Bola / Bola Dunia
Senin, 06 April 2026 | 12:25 WIB
Bek Timnas Italia, Alessandro Bastoni dianggap sebagai biang kerok kegagalan lolos Piala Dunia 2026. [AFP]
Baca 10 detik
  • Lautaro Martinez membela Alessandro Bastoni yang dikritik publik atas kegagalan tim nasional Italia menuju Piala Dunia 2026.
  • Bastoni dianggap sebagai penyebab kekalahan Italia dari Bosnia dan Herzegovina melalui adu penalti pada 1 April lalu.
  • Kegagalan tersebut menyebabkan tim nasional Italia absen dalam gelaran Piala Dunia untuk ketiga kalinya secara berturut-turut.

Suara.com - Kapten Inter Milan Lautaro Martinez membela rekan setimnya Alessandro Bastono yang dihujani kritik dan hujatan.

Seperti diketahui, Bastoni dinilai banyak pihak sebagai biang keladi gagalnya Timnas Italia menuju Piala Dunia 2026.

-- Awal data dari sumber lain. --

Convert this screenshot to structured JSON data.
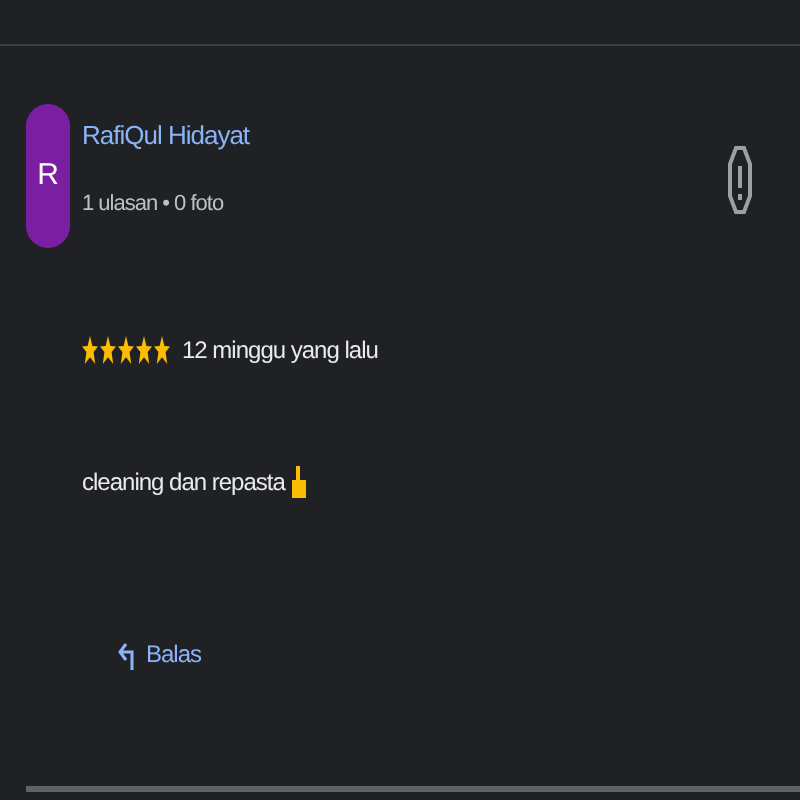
{
  "review": {
    "avatar_letter": "R",
    "author": "RafiQul Hidayat",
    "meta": "1 ulasan • 0 foto",
    "stars": 5,
    "time": "12 minggu yang lalu",
    "text": "cleaning dan repasta",
    "reply": "Balas"
  }
}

Lautaro Martinez mengatakan bahwa Bastoni telah memberikan segalanya untuk Gli Azurri meski menuai hasil yang mengecewakan karena gagal membawa jawara dunia empat kali tersebut ke Piala Dunia 2026.

"Ketika orang-orang membicarakan Bastoni dan anggota tim lainnya, saya merinding. Semua orang memberikan segalanya di lapangan," kata Lautaro Martinez melansir ANTARA, Senin (6/4/2026).

Bastoni menjadi kambing hitam kegagalan Italia setelah tampil buruk dengan menerima kartu merah dalam laga play-off Kualifikasi Piala Dunia 2026 zona Eropa menghadapi Bosnia dan Herzegovina pada 1 April lalu.

Bermain dengan sepuluh pemain sejak menit ke-41, Italia tunduk dari Bosnia dan Herzegovina lewat adu penalti 1-4 setelah bermain imbang 1-1.

Kekalahan tersebut sekaligus mencoreng sepak bola Italia yang gagal untuk ketiga kalinya secara beruntun masuk ke Piala Dunia.

Lautaro Martinez kini pasang badan dengan membela rekan-rekannya yang sebelumnya memperkuat Italia dan berseragam Inter.

Pemain tim nasional Argentina itu menyebut bahwa para pemain Gli Azurri telah bekerja dengan memberikan segalanya.

Baca Juga: Kata-kata Pemain Persib Frans Putros Usai Bawa Irak ke Piala Dunia 2026

“Para pemain Italia tidak pergi ke Piala Dunia, tetapi mereka bekerja dengan kepala tegak dan memberikan segalanya — mereka adalah contoh dan kita dapat melihatnya,” ujar Lautaro.

“Setiap dari kita memberikan yang terbaik, dan setiap orang bisa mengalami penurunan performa,” imbuh pemain berjuluk El Toro tersebut.